His appeal for the president to move against the US judiciary also garnered support from Trump allies, including an social media message by one-time supporter Elon Musk, who has in the past boosted Bukele's calls to impeach US judges.
Growing Risks to Judicial Independence
Experts say that the leader's latest intervention occur of unmatched threats to court autonomy and specific justices in the United States, and during a phase where the president's team is employing comparable strong-arm tactics used by leaders in countries such as Turkey, the European state, India, and his native the Central American country to weaken democratic accountability.

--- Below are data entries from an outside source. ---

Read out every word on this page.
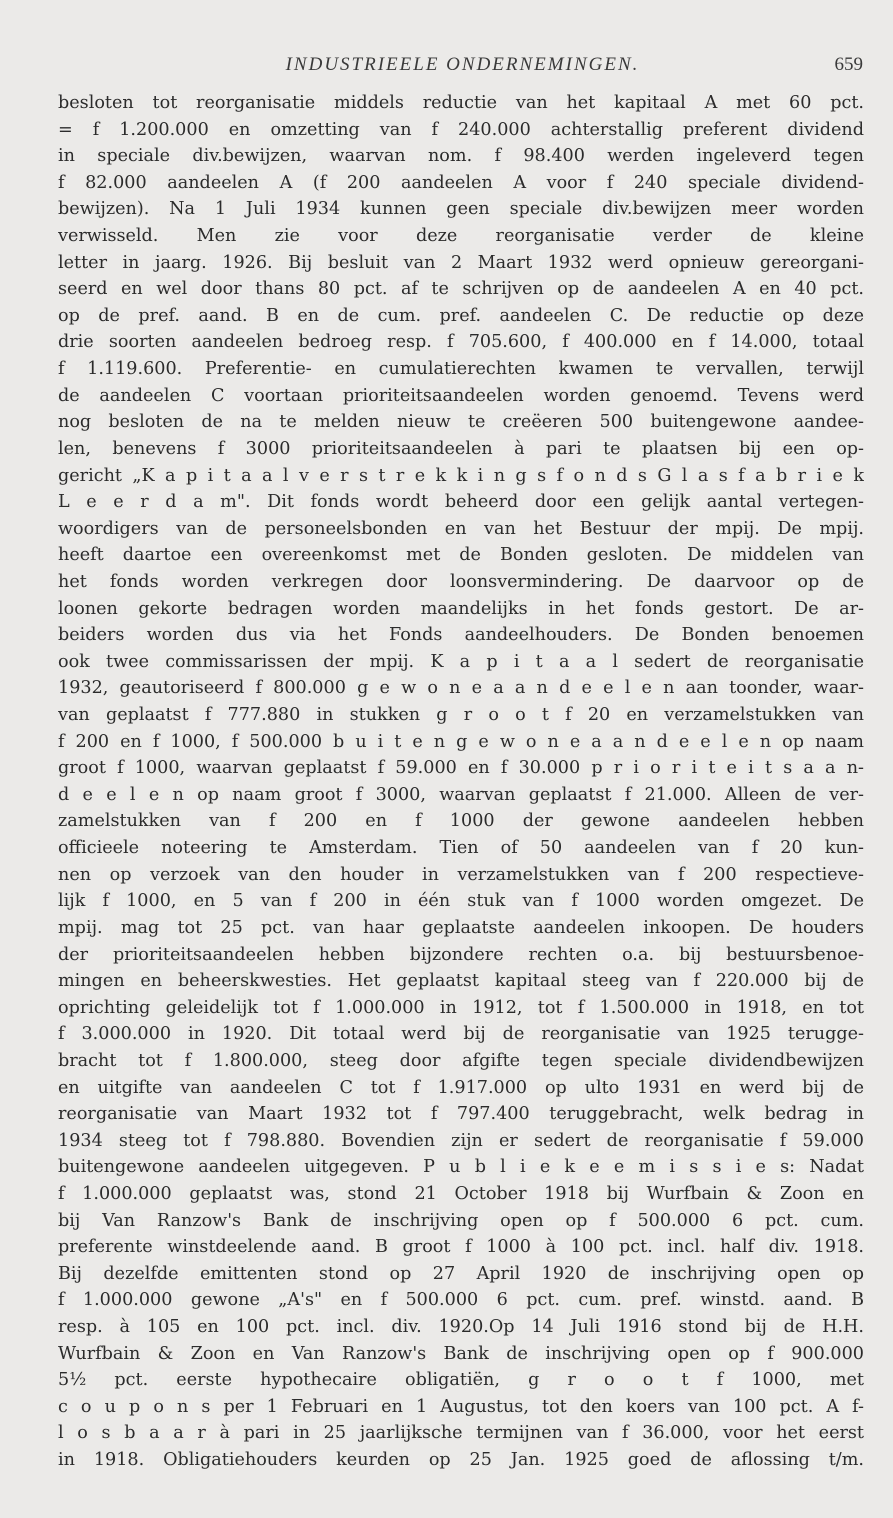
INDUSTRIEELE ONDERNEMINGEN.	659
besloten tot reorganisatie middels reductie van het kapitaal A met 60 pct.
= f 1.200.000 en omzetting van f 240.000 achterstallig preferent dividend
in speciale div.bewijzen, waarvan nom. f 98.400 werden ingeleverd tegen
f 82.000 aandeelen A (f 200 aandeelen A voor f 240 speciale dividend-
bewijzen). Na 1 Juli 1934 kunnen geen speciale div.bewijzen meer worden
verwisseld. Men zie voor deze reorganisatie verder de kleine
letter in jaarg. 1926. Bij besluit van 2 Maart 1932 werd opnieuw gereorgani-
seerd en wel door thans 80 pct. af te schrijven op de aandeelen A en 40 pct.
op de pref. aand. B en de cum. pref. aandeelen C. De reductie op deze
drie soorten aandeelen bedroeg resp. f 705.600, f 400.000 en f 14.000, totaal
f 1.119.600. Preferentie- en cumulatierechten kwamen te vervallen, terwijl
de aandeelen C voortaan prioriteitsaandeelen worden genoemd. Tevens werd
nog besloten de na te melden nieuw te creëeren 500 buitengewone aandee-
len, benevens f 3000 prioriteitsaandeelen à pari te plaatsen bij een op-
gericht „K a p i t a a l v e r s t r e k k i n g s f o n d s G l a s f a b r i e k
L e e r d a m". Dit fonds wordt beheerd door een gelijk aantal vertegen-
woordigers van de personeelsbonden en van het Bestuur der mpij. De mpij.
heeft daartoe een overeenkomst met de Bonden gesloten. De middelen van
het fonds worden verkregen door loonsvermindering. De daarvoor op de
loonen gekorte bedragen worden maandelijks in het fonds gestort. De ar-
beiders worden dus via het Fonds aandeelhouders. De Bonden benoemen
ook twee commissarissen der mpij. K a p i t a a l sedert de reorganisatie
1932, geautoriseerd f 800.000 g e w o n e a a n d e e l e n aan toonder, waar-
van geplaatst f 777.880 in stukken g r o o t f 20 en verzamelstukken van
f 200 en f 1000, f 500.000 b u i t e n g e w o n e a a n d e e l e n op naam
groot f 1000, waarvan geplaatst f 59.000 en f 30.000 p r i o r i t e i t s a a n-
d e e l e n op naam groot f 3000, waarvan geplaatst f 21.000. Alleen de ver-
zamelstukken van f 200 en f 1000 der gewone aandeelen hebben
officieele noteering te Amsterdam. Tien of 50 aandeelen van f 20 kun-
nen op verzoek van den houder in verzamelstukken van f 200 respectieve-
lijk f 1000, en 5 van f 200 in één stuk van f 1000 worden omgezet. De
mpij. mag tot 25 pct. van haar geplaatste aandeelen inkoopen. De houders
der prioriteitsaandeelen hebben bijzondere rechten o.a. bij bestuursbenoe-
mingen en beheerskwesties. Het geplaatst kapitaal steeg van f 220.000 bij de
oprichting geleidelijk tot f 1.000.000 in 1912, tot f 1.500.000 in 1918, en tot
f 3.000.000 in 1920. Dit totaal werd bij de reorganisatie van 1925 terugge-
bracht tot f 1.800.000, steeg door afgifte tegen speciale dividendbewijzen
en uitgifte van aandeelen C tot f 1.917.000 op ulto 1931 en werd bij de
reorganisatie van Maart 1932 tot f 797.400 teruggebracht, welk bedrag in
1934 steeg tot f 798.880. Bovendien zijn er sedert de reorganisatie f 59.000
buitengewone aandeelen uitgegeven. P u b l i e k e e m i s s i e s: Nadat
f 1.000.000 geplaatst was, stond 21 October 1918 bij Wurfbain & Zoon en
bij Van Ranzow's Bank de inschrijving open op f 500.000 6 pct. cum.
preferente winstdeelende aand. B groot f 1000 à 100 pct. incl. half div. 1918.
Bij dezelfde emittenten stond op 27 April 1920 de inschrijving open op
f 1.000.000 gewone „A's" en f 500.000 6 pct. cum. pref. winstd. aand. B
resp. à 105 en 100 pct. incl. div. 1920.Op 14 Juli 1916 stond bij de H.H.
Wurfbain & Zoon en Van Ranzow's Bank de inschrijving open op f 900.000
5½ pct. eerste hypothecaire obligatiën, g r o o t f 1000, met
c o u p o n s per 1 Februari en 1 Augustus, tot den koers van 100 pct. A f-
l o s b a a r à pari in 25 jaarlijksche termijnen van f 36.000, voor het eerst
in 1918. Obligatiehouders keurden op 25 Jan. 1925 goed de aflossing t/m.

Bukele's online call recently was just the latest in a long series of taunts and allegations he has leveled against the American judiciary, such as a March assertion that the US was “facing a judicial coup,” and ridicule of a court's ruling to halt removal operations sending accused undocumented individuals to his country's harsh correctional facilities.
Criticism on Oregon Justice
Bukele's demand for removal was also issued during social media attacks on the state's federal judge Karin Immergut by White House aide Stephen Miller, attorney general Pam Bondi, Elon Musk, and the president himself in a latest press gaggle.
Immergut had issued restraining orders blocking the administration from mobilizing the military reserves, first in Oregon then in the West Coast state. The president has been pushing to send soldiers into Portland, which the leader has characterized as “war-ravaged” based on small, non-violent protests outside the urban homeland security facility.
Record of Attacking Justices
Miller, Bondi, and Musk have a history of attacking judges who have blocked Trump's executive orders or otherwise impeded the administration's political agenda. Prior to returning to power recently, Trump urged his supporters against judges presiding over his civil and criminal trials, who were then deluged with threats and harassment.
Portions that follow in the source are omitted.